Sunday, May 16, 2010

silhouettes along the hudson river

today as i was biking back down to my apartment via the westside highway, i saw silhouettes and was reminded of ghosts. i thought about the past and how it can continue to follow us, continue to haunt us.

last night, so many things were unburied from the past. from arrow bar to one and one, i was disappointed in myself as i allowed anger to seep in. as neehan, emily, and i ate white pizza, sweet potato fries, brownies and whatever else was in our refrigerator, i thought about the actions of others and how they affect our relationships with those people. my friend had dated someone i liked for a long time before and not knowing what to do (i felt guilty trying to stand in the way), i gave her my blessing. slowly, it chipped away at me as he asked for my advice in dating her. it chipped away at me as i saw that he showed feelings for her that he never had for me. when they broke up, i was relieved. it pains me to be unsympathetic in someone else's misery, but like i said to her as we had our first talk about it in five years today: my friends would never do that to me.

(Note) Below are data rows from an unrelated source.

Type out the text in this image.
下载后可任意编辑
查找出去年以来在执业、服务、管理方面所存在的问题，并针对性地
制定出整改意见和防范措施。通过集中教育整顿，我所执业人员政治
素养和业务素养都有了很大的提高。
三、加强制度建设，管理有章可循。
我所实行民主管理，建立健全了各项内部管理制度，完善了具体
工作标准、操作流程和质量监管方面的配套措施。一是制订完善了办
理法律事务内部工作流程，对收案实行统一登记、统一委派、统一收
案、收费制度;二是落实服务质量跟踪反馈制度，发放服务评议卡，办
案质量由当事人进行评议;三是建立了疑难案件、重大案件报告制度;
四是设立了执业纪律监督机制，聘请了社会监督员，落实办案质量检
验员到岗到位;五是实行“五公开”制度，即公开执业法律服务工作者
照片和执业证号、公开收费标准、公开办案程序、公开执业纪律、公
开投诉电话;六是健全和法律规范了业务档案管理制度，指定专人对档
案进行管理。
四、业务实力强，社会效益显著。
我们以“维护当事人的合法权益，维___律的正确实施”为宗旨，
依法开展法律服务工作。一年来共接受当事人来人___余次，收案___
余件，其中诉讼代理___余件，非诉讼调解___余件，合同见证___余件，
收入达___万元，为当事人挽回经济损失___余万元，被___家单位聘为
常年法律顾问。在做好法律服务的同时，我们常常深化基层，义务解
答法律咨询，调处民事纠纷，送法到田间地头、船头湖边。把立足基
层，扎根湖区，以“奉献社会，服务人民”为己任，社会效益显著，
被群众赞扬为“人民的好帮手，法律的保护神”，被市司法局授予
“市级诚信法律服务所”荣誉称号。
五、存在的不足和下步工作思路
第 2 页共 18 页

this all happened in high school. five years ago, we graduated from high school and moved on with our lives. it's not about the boy anymore. it's about trust. and ever since then, i haven't been able to trust her. i never admitted that to her because i never admitted that to myself. there has been so much history that i was afraid to let go. how can you cut someone off who had shared so much of your youth with you? who had been with you through so many experiences? well, to be frank, i had let go. our friendship wasn't real. i thought i could forgive and forget, i willed it to be so. yet, no matter how hard i tried, in the back of my mind, i did not trust her and haven't since september 2004. tears were shed and cups of coffee drunken... and we talked out things i never thought we could have honestly and openly talked about. we'll see if these wounds will heal for real this time. afterwards, we were joined by aaron, aaron and john at union square. we went to good burger on broadway and 18th st and then ate in front of the abe lincoln statue in the park. meera met up with us after a while and we went to forum for a happy hour drink. then, as we started to go home, meera and i decided to grab dinner at azuki on park ave south between 19th and 20th (i believe). i had the salmon teriyaki and she had some delicious sounding maki. then i biked home. thank goodness for a steady place to come back to.